O professor reconheceu a timidez do futuro jogador palmeirense, e desenvolveu um treino específico para desinibi-lo de vez.
– Como ele era muito tímido, falava bem baixo, de cabeça baixa. Comecei a cobrá-lo para pedir bola ao goleiro. Eu ficava a uns vinte metros de distância dele. Se eu não o ouvisse pedindo bola, pedia pra falar mais alto. Dizia: “Não tô ouvindo, não”. Depois, me afastava uns quarenta metros. Ele pedia a bola com voz baixa, e eu dizia: não estou ouvindo! Até ele chegar na altura necessária para que eu escutasse do outro lado da quadra. Jogador diferente precisa pegar na bola. Ele tinha qualidade pra isso, só precisava falar mais – completou Jadson.
Além da timidez, outro desafio no início de carreira foi a ida ao primeiro teste no Palmeiras. Sem condições financeiras de bancar a viagem, o jogador contou com a ação caridosa de Cristina, tia que não pensou duas vezes em quebrar o próprio cofre de moedas.
– Eu fico até emocionada, entendeu? Porque foi difícil. Pensei em não vir, porque, além de tudo, não queria separar a família. Mas a Cristina quebrou o cofre, pegou as moedas e começou a contar.
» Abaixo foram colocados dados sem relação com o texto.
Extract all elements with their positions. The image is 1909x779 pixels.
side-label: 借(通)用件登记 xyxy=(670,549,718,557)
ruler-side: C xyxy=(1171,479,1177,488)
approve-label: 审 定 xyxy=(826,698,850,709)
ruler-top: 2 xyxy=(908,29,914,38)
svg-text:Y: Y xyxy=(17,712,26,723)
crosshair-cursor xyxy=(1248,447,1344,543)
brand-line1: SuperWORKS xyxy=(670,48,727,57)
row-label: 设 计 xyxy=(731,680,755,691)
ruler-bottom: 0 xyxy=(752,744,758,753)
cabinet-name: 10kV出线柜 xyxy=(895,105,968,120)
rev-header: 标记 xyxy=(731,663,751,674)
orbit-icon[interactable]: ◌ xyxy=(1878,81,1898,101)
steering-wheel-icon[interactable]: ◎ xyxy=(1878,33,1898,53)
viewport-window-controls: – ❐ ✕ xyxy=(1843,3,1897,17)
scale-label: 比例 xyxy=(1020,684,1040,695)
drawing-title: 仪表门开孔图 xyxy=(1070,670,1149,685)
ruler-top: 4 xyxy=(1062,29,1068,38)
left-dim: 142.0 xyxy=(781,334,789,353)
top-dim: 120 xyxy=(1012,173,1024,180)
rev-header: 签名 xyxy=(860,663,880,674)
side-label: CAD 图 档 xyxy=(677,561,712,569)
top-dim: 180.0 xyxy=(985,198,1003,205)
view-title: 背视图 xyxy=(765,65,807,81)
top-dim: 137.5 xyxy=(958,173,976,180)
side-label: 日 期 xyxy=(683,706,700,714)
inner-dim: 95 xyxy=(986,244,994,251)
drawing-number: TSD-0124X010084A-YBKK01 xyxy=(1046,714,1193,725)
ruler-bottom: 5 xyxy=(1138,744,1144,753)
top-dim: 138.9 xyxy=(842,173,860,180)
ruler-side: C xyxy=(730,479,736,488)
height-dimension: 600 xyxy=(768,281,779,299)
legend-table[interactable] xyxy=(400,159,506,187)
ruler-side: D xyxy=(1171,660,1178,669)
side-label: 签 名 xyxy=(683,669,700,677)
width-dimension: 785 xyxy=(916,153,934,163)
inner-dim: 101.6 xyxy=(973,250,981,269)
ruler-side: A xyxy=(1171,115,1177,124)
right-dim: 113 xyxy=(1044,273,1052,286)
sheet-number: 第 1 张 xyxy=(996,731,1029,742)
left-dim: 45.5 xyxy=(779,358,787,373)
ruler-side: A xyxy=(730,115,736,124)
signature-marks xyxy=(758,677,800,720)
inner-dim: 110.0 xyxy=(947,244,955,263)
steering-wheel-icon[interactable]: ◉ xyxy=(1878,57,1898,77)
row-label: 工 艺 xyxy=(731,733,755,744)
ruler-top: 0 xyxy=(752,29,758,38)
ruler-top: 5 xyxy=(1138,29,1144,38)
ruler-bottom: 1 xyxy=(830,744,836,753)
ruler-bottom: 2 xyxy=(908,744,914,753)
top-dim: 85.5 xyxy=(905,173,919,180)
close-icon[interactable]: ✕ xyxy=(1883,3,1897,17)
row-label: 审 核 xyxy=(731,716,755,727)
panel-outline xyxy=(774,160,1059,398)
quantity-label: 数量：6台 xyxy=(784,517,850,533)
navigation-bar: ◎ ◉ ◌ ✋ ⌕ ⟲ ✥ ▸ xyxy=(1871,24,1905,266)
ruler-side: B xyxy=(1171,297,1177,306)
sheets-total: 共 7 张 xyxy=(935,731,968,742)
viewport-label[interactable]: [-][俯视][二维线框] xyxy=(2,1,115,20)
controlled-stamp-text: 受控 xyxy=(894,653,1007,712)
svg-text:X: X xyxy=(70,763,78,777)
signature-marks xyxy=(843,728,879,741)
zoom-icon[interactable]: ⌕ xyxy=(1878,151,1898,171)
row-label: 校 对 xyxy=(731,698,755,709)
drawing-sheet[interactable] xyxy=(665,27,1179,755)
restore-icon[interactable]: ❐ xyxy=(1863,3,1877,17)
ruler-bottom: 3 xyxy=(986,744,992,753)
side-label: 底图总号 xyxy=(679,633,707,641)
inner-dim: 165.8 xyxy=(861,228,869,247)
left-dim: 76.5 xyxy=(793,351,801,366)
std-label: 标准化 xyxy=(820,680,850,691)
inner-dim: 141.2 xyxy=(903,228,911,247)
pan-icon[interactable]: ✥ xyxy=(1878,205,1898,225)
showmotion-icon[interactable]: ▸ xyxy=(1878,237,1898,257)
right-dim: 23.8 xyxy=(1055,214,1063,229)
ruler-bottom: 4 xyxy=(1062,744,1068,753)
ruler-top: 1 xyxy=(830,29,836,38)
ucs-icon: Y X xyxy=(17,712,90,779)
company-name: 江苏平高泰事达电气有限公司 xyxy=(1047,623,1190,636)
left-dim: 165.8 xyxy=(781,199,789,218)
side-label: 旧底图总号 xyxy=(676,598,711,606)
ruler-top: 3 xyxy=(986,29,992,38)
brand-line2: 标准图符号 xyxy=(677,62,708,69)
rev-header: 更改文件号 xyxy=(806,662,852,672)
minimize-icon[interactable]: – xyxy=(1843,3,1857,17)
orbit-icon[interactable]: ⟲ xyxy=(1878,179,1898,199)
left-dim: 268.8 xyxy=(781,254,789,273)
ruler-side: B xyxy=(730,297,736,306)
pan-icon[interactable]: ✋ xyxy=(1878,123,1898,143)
Tinha 600 reais, tudo em moeda de um real. Sou muito grata a ela – disse Ana.
– Inclusive, recentemente fui levar umas moedas pro netinho dela, né? Cheguei no aeroporto e o negócio começou a apitar. Abriram a mala, e por sorte não acharam as moedas. Começou o “pipipi” da máquina e eu já pensei “valei-me, Jesus”. Mas deu tudo certo – afirmou Ana, que gargalhou ao fim da resposta.
A trajetória permeada de superação explica o porquê do jeito carinhoso de Luis com a família e, muitas vezes, até pegajoso, como diz a própria mãe. Reflexos de quem saiu de casa cedo e superou a xenofobia mesmo aos 11 anos.
Com auxílio do clube e ambientação na capital paulista, Luis Guilherme fez sucesso na base: foi campeão em todas as categorias, além do bicampeonato da Copinha e do título no Torneio de Montaigu, pela Seleção Sub-17, ao lado de Endrick.
Elogiado internamente pelo comprometimento e disciplina, ele estreou profissionalmente no ano passado e participou da conquista do Brasileirão.
– É um jogador incrível. Ainda está chegando no auge emocional. Quando ele chegar, vai criar coragem e uma série de coisas importantes para um atleta profissional. Faz parte do processo. Não tenho dúvida que estaremos de frente pra um dos grandes jogadores no mundo – afirmou Jadson.
– Não vai faltar garra e vontade. Vou dar sempre o meu melhor pra representar esse time e essa torcida maravilhosa – completou o camisa 31 do Palmeiras.